Version vom 13. März 2025, 15:45 Uhr

Internet-Vorratsdatenspeicherung

Argumente gegen Internet-Vorratsdatenspeicherung

  • Eine Internet-Vorratsdatenspeicherung wäre kontraproduktiv und würde der Strafverfolgung schaden. Die zurzeit hohe Aufklärungsquote bei Internetdelikten droht einzubrechen, weil eine Internet-Vorratsdatenspeicherung viele Bürger veranlassen wird, Anonymisierungsdienste (z.B. VPN-Dienste) einzusetzen. Während bisher die freiwillige Speicherung von IP-Adressen eine Identifizierung Verdächtiger meist 7 Tage lang erlaubt, wird die Identifizierung bei Nutzung von Anonymisierungsdiensten selbst unmittelbar nach einer Tat unmöglich.
  • Wer im realen Leben Zeitung liest, Briefe schreibt oder in der Kneipe diskutiert, muss kein Kfz-Kennzeichen um den Hals tragen und ist nicht jederzeit im Nachhinein anhand von Protokollen identifizierbar. Dieses Recht auf anonyme und unbefangene Meinungsbildung und Meinungsäußerung muss rechtstreuen Bürgern auch im Internet zustehen - ohne Angst vor falscher Verdächtigung.
  • Vorratsdatenspeicherung hat eine starke Abschreckungswirkung (chilling effect) auf die Freiheit im Netz.
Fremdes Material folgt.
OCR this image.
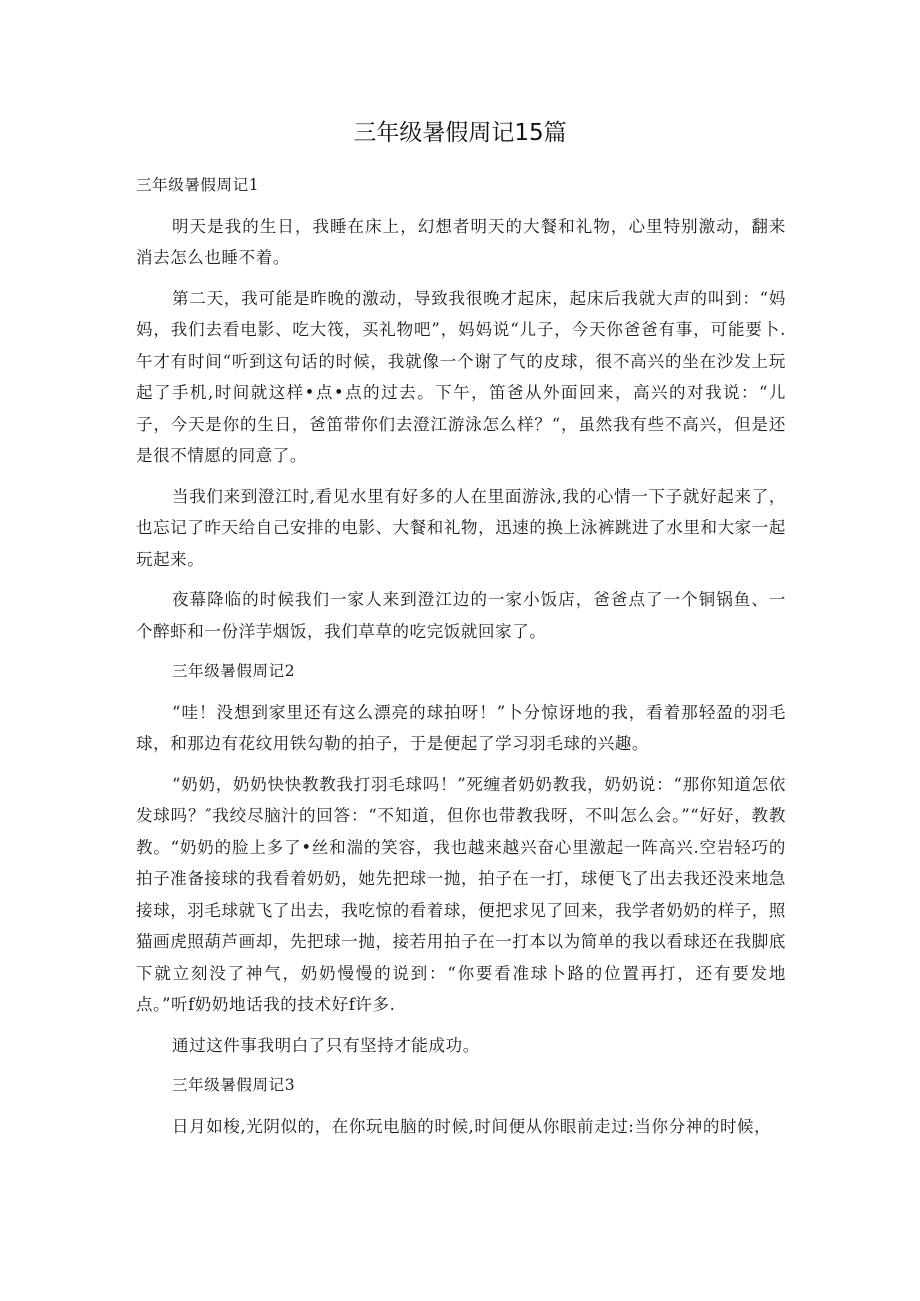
三年级暑假周记15篇

三年级暑假周记1

明天是我的生日，我睡在床上，幻想者明天的大餐和礼物，心里特别激动，翻来消去怎么也睡不着。

第二天，我可能是昨晚的激动，导致我很晚才起床，起床后我就大声的叫到：“妈妈，我们去看电影、吃大筏，买礼物吧”，妈妈说“儿子，今天你爸爸有事，可能要卜.午才有时间“听到这句话的时候，我就像一个谢了气的皮球，很不高兴的坐在沙发上玩起了手机,时间就这样•点•点的过去。下午，笛爸从外面回来，高兴的对我说：“儿子，今天是你的生日，爸笛带你们去澄江游泳怎么样？“，虽然我有些不高兴，但是还是很不情愿的同意了。

当我们来到澄江时,看见水里有好多的人在里面游泳,我的心情一下子就好起来了，也忘记了昨天给自己安排的电影、大餐和礼物，迅速的换上泳裤跳进了水里和大家一起玩起来。

夜幕降临的时候我们一家人来到澄江边的一家小饭店，爸爸点了一个铜锅鱼、一个醉虾和一份洋芋烟饭，我们草草的吃完饭就回家了。

三年级暑假周记2

“哇！没想到家里还有这么漂亮的球拍呀！”卜分惊讶地的我，看着那轻盈的羽毛球，和那边有花纹用铁勾勒的拍子，于是便起了学习羽毛球的兴趣。

“奶奶，奶奶快快教教我打羽毛球吗！”死缠者奶奶教我，奶奶说：“那你知道怎依发球吗？″我绞尽脑汁的回答：“不知道，但你也带教我呀，不叫怎么会。”“好好，教教教。“奶奶的脸上多了•丝和湍的笑容，我也越来越兴奋心里激起一阵高兴.空岩轻巧的拍子准备接球的我看着奶奶，她先把球一抛，拍子在一打，球便飞了出去我还没来地急接球，羽毛球就飞了出去，我吃惊的看着球，便把求见了回来，我学者奶奶的样子，照猫画虎照葫芦画却，先把球一抛，接若用拍子在一打本以为简单的我以看球还在我脚底下就立刻没了神气，奶奶慢慢的说到：“你要看准球卜路的位置再打，还有要发地点。”听f奶奶地话我的技术好f许多.

通过这件事我明白了只有坚持才能成功。

三年级暑假周记3

日月如梭,光阴似的，在你玩电脑的时候,时间便从你眼前走过:当你分神的时候，
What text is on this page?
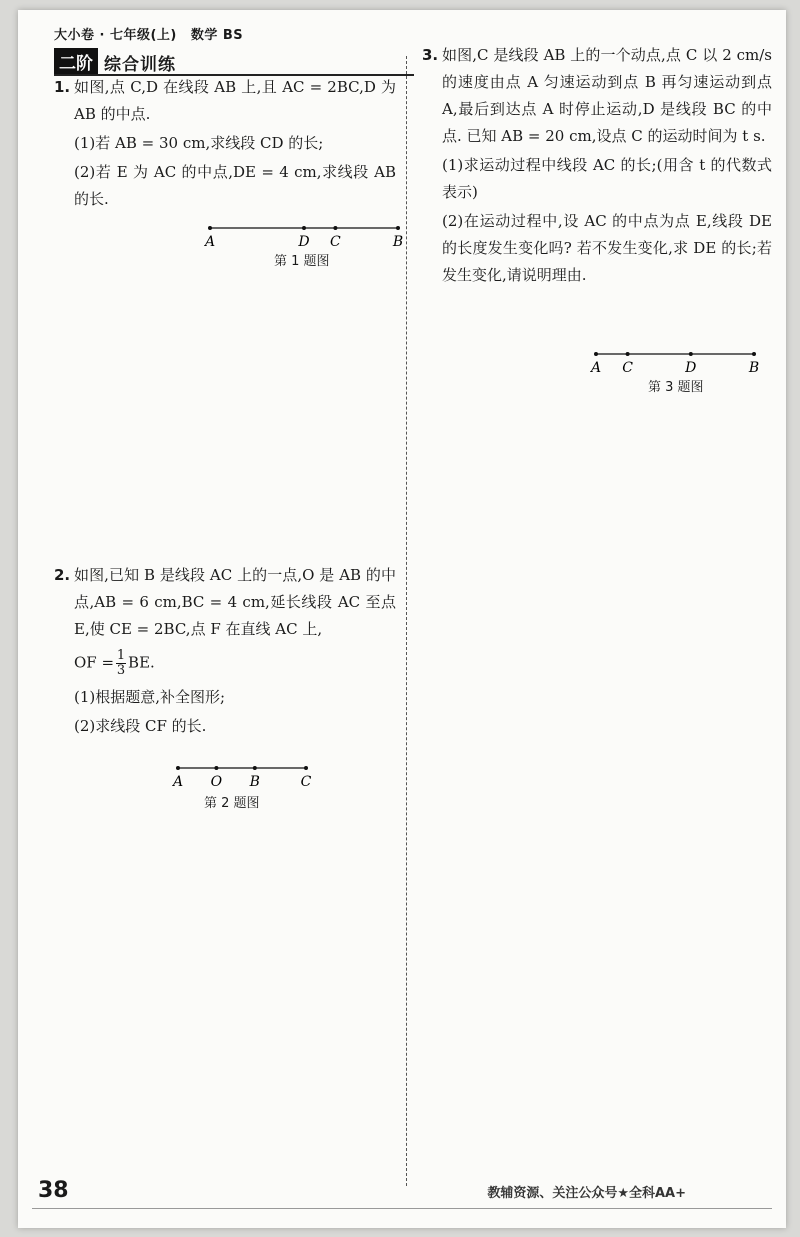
大小卷 · 七年级(上) 数学 BS
二阶 综合训练
1. 如图,点 C,D 在线段 AB 上,且 AC = 2BC,D 为 AB 的中点.

(1)若 AB = 30 cm,求线段 CD 的长;

(2)若 E 为 AC 的中点,DE = 4 cm,求线段 AB 的长.

A	D C	B
第 1 题图
2. 如图,已知 B 是线段 AC 上的一点,O 是 AB 的中点,AB = 6 cm,BC = 4 cm,延长线段 AC 至点 E,使 CE = 2BC,点 F 在直线 AC 上,

OF = $\frac{1}{3}$ BE.

(1)根据题意,补全图形;

(2)求线段 CF 的长.

A O B	C
第 2 题图
3. 如图,C 是线段 AB 上的一个动点,点 C 以 2 cm/s 的速度由点 A 匀速运动到点 B 再匀速运动到点 A,最后到达点 A 时停止运动,D 是线段 BC 的中点. 已知 AB = 20 cm,设点 C 的运动时间为 t s.

(1)求运动过程中线段 AC 的长;(用含 t 的代数式表示)

(2)在运动过程中,设 AC 的中点为点 E,线段 DE 的长度发生变化吗? 若不发生变化,求 DE 的长;若发生变化,请说明理由.

A C	D	B
第 3 题图
38	教辅资源、关注公众号★全科AA+
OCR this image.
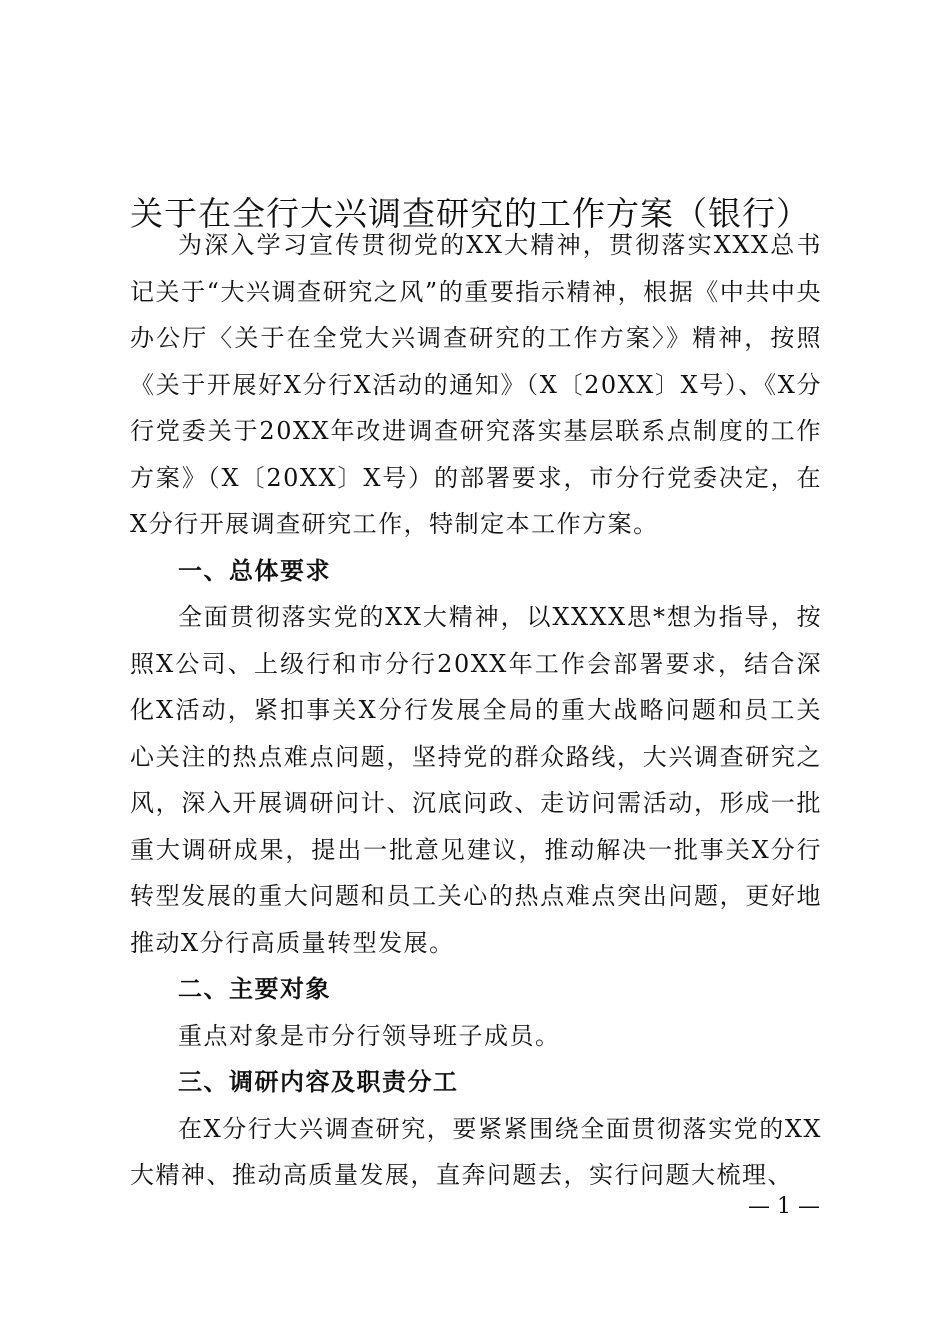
关于在全行大兴调查研究的工作方案（银行）

为深入学习宣传贯彻党的XX大精神，贯彻落实XXX总书记关于“大兴调查研究之风”的重要指示精神，根据《中共中央办公厅〈关于在全党大兴调查研究的工作方案〉》精神，按照《关于开展好X分行X活动的通知》（X〔20XX〕X号）、《X分行党委关于20XX年改进调查研究落实基层联系点制度的工作方案》（X〔20XX〕X号）的部署要求，市分行党委决定，在X分行开展调查研究工作，特制定本工作方案。

一、总体要求

全面贯彻落实党的XX大精神，以XXXX思*想为指导，按照X公司、上级行和市分行20XX年工作会部署要求，结合深化X活动，紧扣事关X分行发展全局的重大战略问题和员工关心关注的热点难点问题，坚持党的群众路线，大兴调查研究之风，深入开展调研问计、沉底问政、走访问需活动，形成一批重大调研成果，提出一批意见建议，推动解决一批事关X分行转型发展的重大问题和员工关心的热点难点突出问题，更好地推动X分行高质量转型发展。

二、主要对象

重点对象是市分行领导班子成员。

三、调研内容及职责分工

在X分行大兴调查研究，要紧紧围绕全面贯彻落实党的XX大精神、推动高质量发展，直奔问题去，实行问题大梳理、

— 1 —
Alternativen zur Internet-Vorratsdatenspeicherung

  • Unvollständige NCMEC-Hinweise verbessern: Um den Hinweisen aus der freiwilligen Chatkontrolle (NCMEC) nachgehen zu können, auch wenn IP-Adressen vom Anbieter mehrfach vergeben werden (NAT-Verfahren z.B. der Mobilfunkbetreiber), müssen die Hinweisgeber zusätzlich zur IP-Adresse auch die Portnummer des Nutzers oder die IP-Adresse des aufgerufenen Servers melden. Solange Verdachtsmeldungen alleine die IP-Adresse des Nutzers enthalten, kann eine eindeutige Identifizierung und Strafverfolgung weder anhand der derzeitigen freiwilligen Datenspeicherung der Provider noch im Fall einer verpflichtenden Vorratsdatenspeicherung erfolgen.
  • Loginfalle: Ist ein Nutzungsvorgang nicht identifizierbar, muss der Anbieter helfen, den Verdächtigen beim nächsten Login zu identifizieren (sog. Login-Falle). Bisher scheint das BKA Hinweise aus der freiwilligen Chatkontrolle (NCMEC) wegzulegen, wenn eine Identifizierung des konkreten Nutzungsvorgangs nicht möglich ist, ohne aber eine Identifizierung des Nutzerkontos anhand anderer Nutzungsvorgänge oder zukünftiger Logins zu versuchen.
  • Darstellungen an der Quelle löschen, nicht nur Links darauf: Das BKA sollte künftig die Zuständigkeit und Aufgabe erhalten, die Hoster mutmaßlichen kindesausbeutenden Materials in Kenntnis zu setzen. Nach Rundfunkrecherchen legt das BKA zwar immer wieder Darknet-Foren still, die dort verlinkten Bilder- und Videodateien werden aber nicht gemeldet und dadurch immer weiter verbreitet.

Formulierungsvorschlag

Formulierungsvorschlag gegen Internet-Vorratsdatenspeicherung: "Anstelle einer verdachtslosen und flächendeckenden Vorratsdatenspeicherung wollen wir festlegen, dass Daten von Zielpersonen rechtssicher anlassbezogen gespeichert werden."

  • Erklärung:
    • Formulierung lehnt sich an den Ampel-Koalitionsvertrag an ("Angesichts der gegenwärtigen rechtlichen Unsicherheit, des bevorstehenden Urteils des Europäischen Gerichtshofs und der daraus resultierenden sicherheitspolitischen Herausforderungen werden wir die Regelungen zur Vorratsdatenspeicherung so ausgestalten, dass Daten rechtssicher anlassbezogen und durch richterlichen Beschluss gespeichert werden können.")
    • Ein richterlicher Beschluss muss nicht Voraussetzung des schnellen "Einfrierens" oder "Speicherns" von Daten sein; dies kann "auf Zuruf" und eventuell auch in einem elektronischen Verfahren veranlasst werden.
    • Entscheidend ist aber, dass solche Aufbewahrungs- oder Speicheranordnungen auf bestimmte Zielpersonen oder Anschlüsse beschränkt bleiben und keine flächendeckende Vorratsdatenspeicherung aller Kunden angeordnet werden darf. Sonst kommt es zu einer "Vorratsdatenspeicherung durch die Hintertür."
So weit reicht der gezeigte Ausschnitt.